- LIVE TV
Paris-based feminist group Femen, who are renowned for their topless protest stunts were at it again on Sunday, when they turned up at the Ukranian embassy in the French capital to give their own special message to the country’s president Viktor Yanukovych.
Five women from the group gathered in front of the Ukrainian embassy in the morning, bared their breasts and appeared to urinate on the photographs they placed on the sidewalk.
But it was not clear if they were actually urinating or simply passing liquid contained in hidden pouches.
The slogan “Yanukovych piss off!” was painted on their torsos. They then left and there were no arrests.

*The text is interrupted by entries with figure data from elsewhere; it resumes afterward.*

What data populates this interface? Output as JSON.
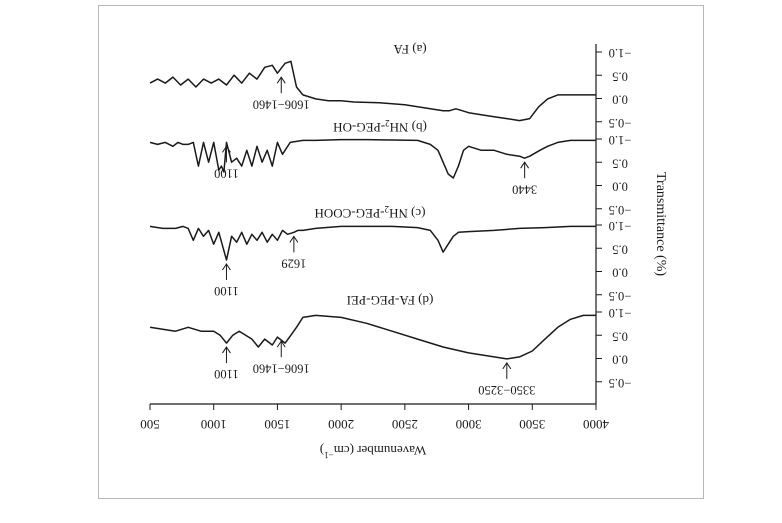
{
  "chart_data": {
    "type": "line",
    "mirrored": true,
    "xlabel": "Wavenumber (cm",
    "xlabel_sup": "−1",
    "xlabel_tail": ")",
    "ylabel": "Transmittance (%)",
    "xlim": [
      500,
      4000
    ],
    "x_ticks": [
      "500",
      "1000",
      "1500",
      "2000",
      "2500",
      "3000",
      "3500",
      "4000"
    ],
    "line_color": "#1a1a1a",
    "panels": [
      {
        "name": "(a) FA",
        "name_parts": [
          "(a) FA"
        ],
        "ylim": [
          -1.0,
          1.0
        ],
        "y_ticks": [
          "−1.0",
          "0.5",
          "0.0",
          "−0.5"
        ],
        "x": [
          500,
          560,
          620,
          680,
          740,
          800,
          860,
          920,
          980,
          1040,
          1100,
          1160,
          1220,
          1280,
          1340,
          1400,
          1460,
          1500,
          1560,
          1606,
          1650,
          1700,
          1800,
          1900,
          2000,
          2100,
          2300,
          2500,
          2700,
          2800,
          2850,
          2900,
          2950,
          3000,
          3100,
          3200,
          3300,
          3400,
          3480,
          3550,
          3620,
          3700,
          3800,
          4000
        ],
        "values": [
          -0.2,
          -0.3,
          -0.2,
          -0.35,
          -0.15,
          -0.3,
          -0.1,
          -0.3,
          -0.2,
          -0.3,
          -0.15,
          -0.4,
          -0.2,
          -0.45,
          -0.3,
          -0.6,
          -0.65,
          -0.45,
          -0.7,
          -0.75,
          -0.1,
          0.1,
          0.2,
          0.25,
          0.25,
          0.28,
          0.3,
          0.35,
          0.45,
          0.5,
          0.5,
          0.45,
          0.5,
          0.55,
          0.6,
          0.65,
          0.7,
          0.75,
          0.7,
          0.4,
          0.2,
          0.1,
          0.1,
          0.1
        ],
        "annotations": [
          {
            "text": "1606−1460",
            "x": 1530
          }
        ]
      },
      {
        "name": "(b) NH",
        "name_parts": [
          "(b) NH",
          "2",
          "-PEG-OH"
        ],
        "ylim": [
          -1.0,
          1.0
        ],
        "y_ticks": [
          "−1.0",
          "0.5",
          "0.0",
          "−0.5"
        ],
        "x": [
          500,
          560,
          620,
          680,
          720,
          760,
          800,
          840,
          880,
          920,
          960,
          1000,
          1040,
          1060,
          1080,
          1100,
          1140,
          1180,
          1220,
          1260,
          1300,
          1340,
          1380,
          1420,
          1460,
          1500,
          1540,
          1600,
          1700,
          1800,
          2000,
          2200,
          2400,
          2600,
          2700,
          2760,
          2800,
          2840,
          2880,
          2920,
          2960,
          3000,
          3100,
          3200,
          3300,
          3400,
          3440,
          3480,
          3560,
          3620,
          3700,
          3800,
          3900,
          4000
        ],
        "values": [
          -0.9,
          -0.85,
          -0.9,
          -0.8,
          -0.9,
          -0.85,
          -0.85,
          -0.9,
          -0.3,
          -0.9,
          -0.4,
          -0.9,
          -0.2,
          -0.3,
          -0.15,
          -0.9,
          -0.4,
          -0.5,
          -0.3,
          -0.7,
          -0.3,
          -0.8,
          -0.4,
          -0.7,
          -0.3,
          -0.9,
          -0.6,
          -0.9,
          -0.95,
          -0.95,
          -0.97,
          -0.97,
          -0.96,
          -0.95,
          -0.85,
          -0.7,
          -0.4,
          -0.1,
          0.0,
          -0.3,
          -0.7,
          -0.8,
          -0.7,
          -0.7,
          -0.6,
          -0.55,
          -0.5,
          -0.55,
          -0.7,
          -0.8,
          -0.9,
          -0.95,
          -0.95,
          -0.95
        ],
        "annotations": [
          {
            "text": "1100",
            "x": 1100
          },
          {
            "text": "3440",
            "x": 3440
          }
        ]
      },
      {
        "name": "(c) NH",
        "name_parts": [
          "(c) NH",
          "2",
          "-PEG-COOH"
        ],
        "ylim": [
          -1.0,
          1.0
        ],
        "y_ticks": [
          "−1.0",
          "0.5",
          "0.0",
          "−0.5"
        ],
        "x": [
          500,
          600,
          700,
          760,
          800,
          840,
          880,
          920,
          960,
          1000,
          1040,
          1100,
          1140,
          1180,
          1220,
          1260,
          1300,
          1340,
          1380,
          1420,
          1460,
          1500,
          1540,
          1580,
          1629,
          1660,
          1700,
          1800,
          2000,
          2200,
          2400,
          2600,
          2700,
          2760,
          2800,
          2840,
          2880,
          2920,
          3000,
          3200,
          3400,
          3600,
          3800,
          4000
        ],
        "values": [
          -0.95,
          -0.9,
          -0.9,
          -0.95,
          -0.9,
          -0.6,
          -0.9,
          -0.7,
          -0.85,
          -0.5,
          -0.8,
          -0.1,
          -0.7,
          -0.55,
          -0.8,
          -0.5,
          -0.75,
          -0.6,
          -0.8,
          -0.55,
          -0.75,
          -0.6,
          -0.85,
          -0.75,
          -0.8,
          -0.85,
          -0.85,
          -0.9,
          -0.95,
          -0.95,
          -0.95,
          -0.92,
          -0.85,
          -0.6,
          -0.3,
          -0.5,
          -0.7,
          -0.8,
          -0.82,
          -0.85,
          -0.9,
          -0.92,
          -0.95,
          -0.95
        ],
        "annotations": [
          {
            "text": "1100",
            "x": 1100
          },
          {
            "text": "1629",
            "x": 1629
          }
        ]
      },
      {
        "name": "(d) FA-PEG-PEI",
        "name_parts": [
          "(d) FA-PEG-PEI"
        ],
        "ylim": [
          -1.0,
          1.0
        ],
        "y_ticks": [
          "−1.0",
          "0.5",
          "0.0",
          "−0.5"
        ],
        "x": [
          500,
          600,
          700,
          800,
          900,
          1000,
          1050,
          1100,
          1150,
          1200,
          1300,
          1350,
          1400,
          1460,
          1500,
          1560,
          1606,
          1650,
          1700,
          1800,
          2000,
          2200,
          2400,
          2600,
          2800,
          3000,
          3200,
          3300,
          3400,
          3500,
          3600,
          3700,
          3800,
          3900,
          4000
        ],
        "values": [
          -0.6,
          -0.55,
          -0.5,
          -0.6,
          -0.5,
          -0.5,
          -0.4,
          -0.2,
          -0.4,
          -0.5,
          -0.3,
          -0.1,
          -0.3,
          -0.15,
          -0.35,
          -0.2,
          -0.4,
          -0.6,
          -0.85,
          -0.9,
          -0.85,
          -0.7,
          -0.5,
          -0.3,
          -0.1,
          0.05,
          0.15,
          0.2,
          0.15,
          0.0,
          -0.3,
          -0.6,
          -0.8,
          -0.9,
          -0.9
        ],
        "annotations": [
          {
            "text": "1100",
            "x": 1100
          },
          {
            "text": "1606−1460",
            "x": 1530
          },
          {
            "text": "3350−3250",
            "x": 3300
          }
        ]
      }
    ]
  }
}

The protest came after policemen armed with truncheons broke up a 1,000-strong protest in Kiev on Saturday calling for Yanukovych’s resignation after he suspended work on a trade and partnership agreement with the European Union that had been years in the making.

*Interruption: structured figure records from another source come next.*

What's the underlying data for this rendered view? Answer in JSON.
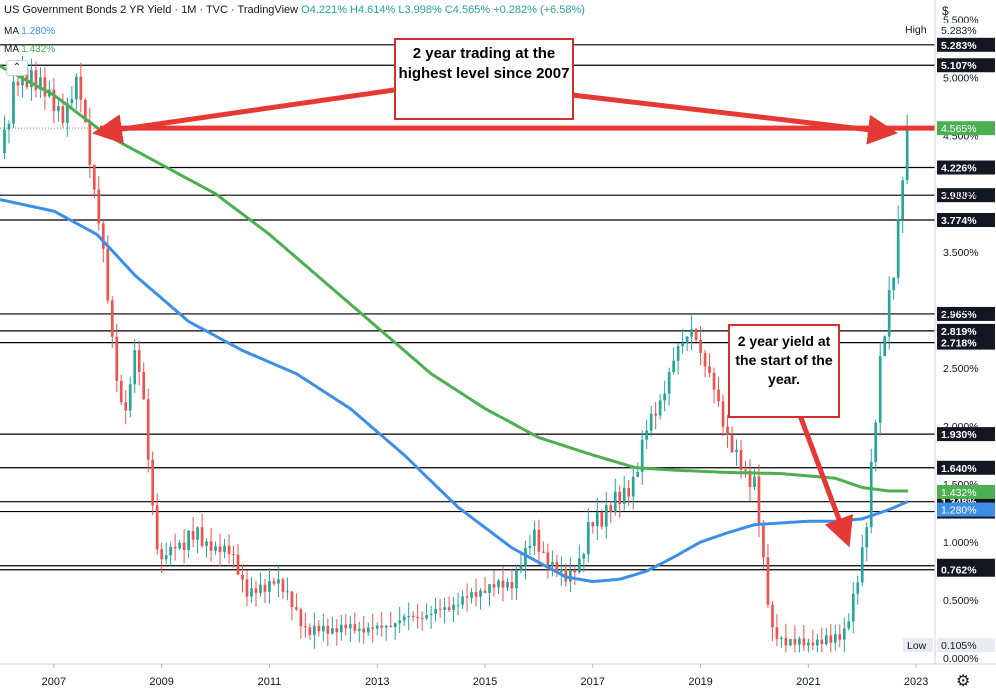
{
  "header": {
    "title": "US Government Bonds 2 YR Yield · 1M · TVC · TradingView",
    "ohlc": "O4.221%  H4.614%  L3.998%  C4.565%  +0.282% (+6.58%)",
    "ma_fast_label": "MA",
    "ma_fast_value": "1.280%",
    "ma_slow_label": "MA",
    "ma_slow_value": "1.432%"
  },
  "annotations": {
    "top_note": "2 year trading at the highest level since 2007",
    "side_note": "2 year yield at the start of the year."
  },
  "chart_data": {
    "type": "candlestick",
    "title": "US Government Bonds 2 YR Yield",
    "interval": "1M",
    "x_ticks": [
      "2007",
      "2009",
      "2011",
      "2013",
      "2015",
      "2017",
      "2019",
      "2021",
      "2023"
    ],
    "y_ticks": [
      "5.500%",
      "5.000%",
      "4.500%",
      "4.000%",
      "3.500%",
      "3.000%",
      "2.500%",
      "2.000%",
      "1.500%",
      "1.000%",
      "0.500%",
      "0.000%"
    ],
    "ylim": [
      -0.05,
      5.6
    ],
    "xlim": [
      2006.0,
      2023.35
    ],
    "high_label": "High",
    "high_value": "5.283%",
    "low_label": "Low",
    "low_value": "0.105%",
    "last_price": "4.565%",
    "horizontal_levels": [
      5.283,
      5.107,
      4.226,
      3.988,
      3.774,
      2.965,
      2.819,
      2.718,
      1.93,
      1.64,
      1.348,
      1.263,
      0.796,
      0.762
    ],
    "level_labels": [
      "5.283%",
      "5.107%",
      "4.226%",
      "3.988%",
      "3.774%",
      "2.965%",
      "2.819%",
      "2.718%",
      "1.930%",
      "1.640%",
      "1.348%",
      "1.263%",
      "0.796%",
      "0.762%"
    ],
    "ma_fast_label": "1.280%",
    "ma_slow_label": "1.432%",
    "colors": {
      "up": "#26a69a",
      "down": "#ef5350",
      "ma_fast": "#3d8fe6",
      "ma_slow": "#4caf50",
      "arrow": "#e53935",
      "last": "#4caf50"
    },
    "close_anchors": [
      [
        2006.0,
        4.35
      ],
      [
        2006.3,
        4.95
      ],
      [
        2006.6,
        5.05
      ],
      [
        2006.9,
        4.8
      ],
      [
        2007.2,
        4.7
      ],
      [
        2007.45,
        4.95
      ],
      [
        2007.6,
        4.55
      ],
      [
        2007.75,
        4.05
      ],
      [
        2007.9,
        3.55
      ],
      [
        2008.0,
        3.05
      ],
      [
        2008.2,
        2.3
      ],
      [
        2008.35,
        2.15
      ],
      [
        2008.5,
        2.6
      ],
      [
        2008.65,
        2.3
      ],
      [
        2008.8,
        1.5
      ],
      [
        2008.95,
        0.8
      ],
      [
        2009.2,
        0.95
      ],
      [
        2009.5,
        1.05
      ],
      [
        2009.8,
        1.0
      ],
      [
        2010.0,
        0.95
      ],
      [
        2010.3,
        0.9
      ],
      [
        2010.6,
        0.55
      ],
      [
        2010.9,
        0.6
      ],
      [
        2011.1,
        0.7
      ],
      [
        2011.3,
        0.55
      ],
      [
        2011.5,
        0.4
      ],
      [
        2011.7,
        0.22
      ],
      [
        2012.0,
        0.25
      ],
      [
        2012.5,
        0.26
      ],
      [
        2013.0,
        0.25
      ],
      [
        2013.5,
        0.34
      ],
      [
        2014.0,
        0.38
      ],
      [
        2014.5,
        0.48
      ],
      [
        2015.0,
        0.6
      ],
      [
        2015.5,
        0.65
      ],
      [
        2015.9,
        1.05
      ],
      [
        2016.2,
        0.8
      ],
      [
        2016.5,
        0.7
      ],
      [
        2016.8,
        0.85
      ],
      [
        2017.0,
        1.2
      ],
      [
        2017.5,
        1.35
      ],
      [
        2017.8,
        1.6
      ],
      [
        2018.0,
        1.95
      ],
      [
        2018.3,
        2.3
      ],
      [
        2018.6,
        2.65
      ],
      [
        2018.85,
        2.9
      ],
      [
        2019.05,
        2.5
      ],
      [
        2019.3,
        2.3
      ],
      [
        2019.55,
        1.8
      ],
      [
        2019.8,
        1.6
      ],
      [
        2020.0,
        1.55
      ],
      [
        2020.15,
        0.9
      ],
      [
        2020.3,
        0.25
      ],
      [
        2020.6,
        0.13
      ],
      [
        2021.0,
        0.12
      ],
      [
        2021.4,
        0.15
      ],
      [
        2021.7,
        0.25
      ],
      [
        2021.95,
        0.73
      ],
      [
        2022.1,
        1.3
      ],
      [
        2022.3,
        2.4
      ],
      [
        2022.45,
        2.9
      ],
      [
        2022.6,
        3.4
      ],
      [
        2022.75,
        4.22
      ],
      [
        2022.85,
        4.565
      ]
    ],
    "ma_fast_anchors": [
      [
        2006.0,
        3.95
      ],
      [
        2007.0,
        3.85
      ],
      [
        2007.8,
        3.65
      ],
      [
        2008.5,
        3.3
      ],
      [
        2009.5,
        2.9
      ],
      [
        2010.5,
        2.65
      ],
      [
        2011.5,
        2.45
      ],
      [
        2012.5,
        2.15
      ],
      [
        2013.5,
        1.75
      ],
      [
        2014.5,
        1.3
      ],
      [
        2015.5,
        0.95
      ],
      [
        2016.5,
        0.7
      ],
      [
        2017.0,
        0.66
      ],
      [
        2017.5,
        0.68
      ],
      [
        2018.0,
        0.75
      ],
      [
        2018.5,
        0.87
      ],
      [
        2019.0,
        1.0
      ],
      [
        2019.5,
        1.08
      ],
      [
        2020.0,
        1.15
      ],
      [
        2021.0,
        1.18
      ],
      [
        2021.5,
        1.18
      ],
      [
        2022.0,
        1.2
      ],
      [
        2022.5,
        1.28
      ],
      [
        2022.85,
        1.35
      ]
    ],
    "ma_slow_anchors": [
      [
        2006.0,
        5.1
      ],
      [
        2007.0,
        4.85
      ],
      [
        2008.0,
        4.5
      ],
      [
        2009.0,
        4.25
      ],
      [
        2010.0,
        4.0
      ],
      [
        2011.0,
        3.65
      ],
      [
        2012.0,
        3.25
      ],
      [
        2013.0,
        2.85
      ],
      [
        2014.0,
        2.45
      ],
      [
        2015.0,
        2.15
      ],
      [
        2016.0,
        1.9
      ],
      [
        2017.0,
        1.75
      ],
      [
        2017.8,
        1.64
      ],
      [
        2018.5,
        1.62
      ],
      [
        2019.5,
        1.6
      ],
      [
        2020.5,
        1.59
      ],
      [
        2021.5,
        1.55
      ],
      [
        2022.0,
        1.47
      ],
      [
        2022.5,
        1.44
      ],
      [
        2022.85,
        1.44
      ]
    ]
  }
}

Dozens were wounded in the crackdown and more than 30 protesters were detained.
Despite a ban on protests in the heart of the Ukrainian capital, tens of thousands gathered again on Sunday to call for early elections.

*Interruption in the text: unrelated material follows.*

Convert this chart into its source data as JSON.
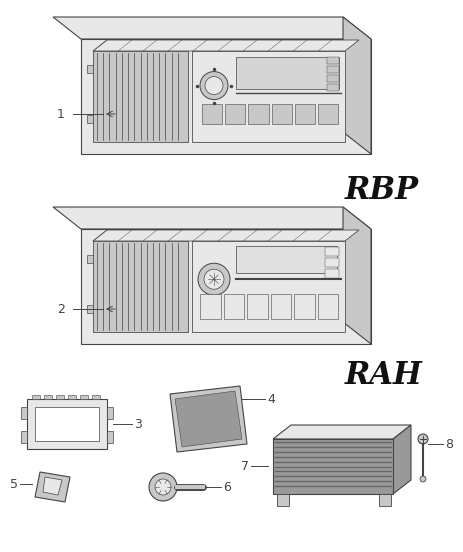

The EU deal would have opened borders to goods and set the stage for an easing of travel restrictions but Yanukovych reneged at the last moment, saying his country could not afford to sacrifice trade with Russia. Moscow was opposed to the agreement.
Inna Shevchenko, the head of the Femen movement in France, said: “We came to say to Europe that we need help.”
She slammed what she called the “dictatorship” of Yanukovych, who she said was “under the influence” of Russian leader Vladimir Putin
“This is not opinion of the nation,” she said, referring to the snubbing of the EU agreement. “The opinion of the nation is expressed by those people who were on the square and who are now in hospitals or in police stations.”
Femen is a Ukrainian group whose members have drawn attention worldwide with nude stunts targeting a range of political and religious figures, including Italy’s Silvio Berlusconi and Putin.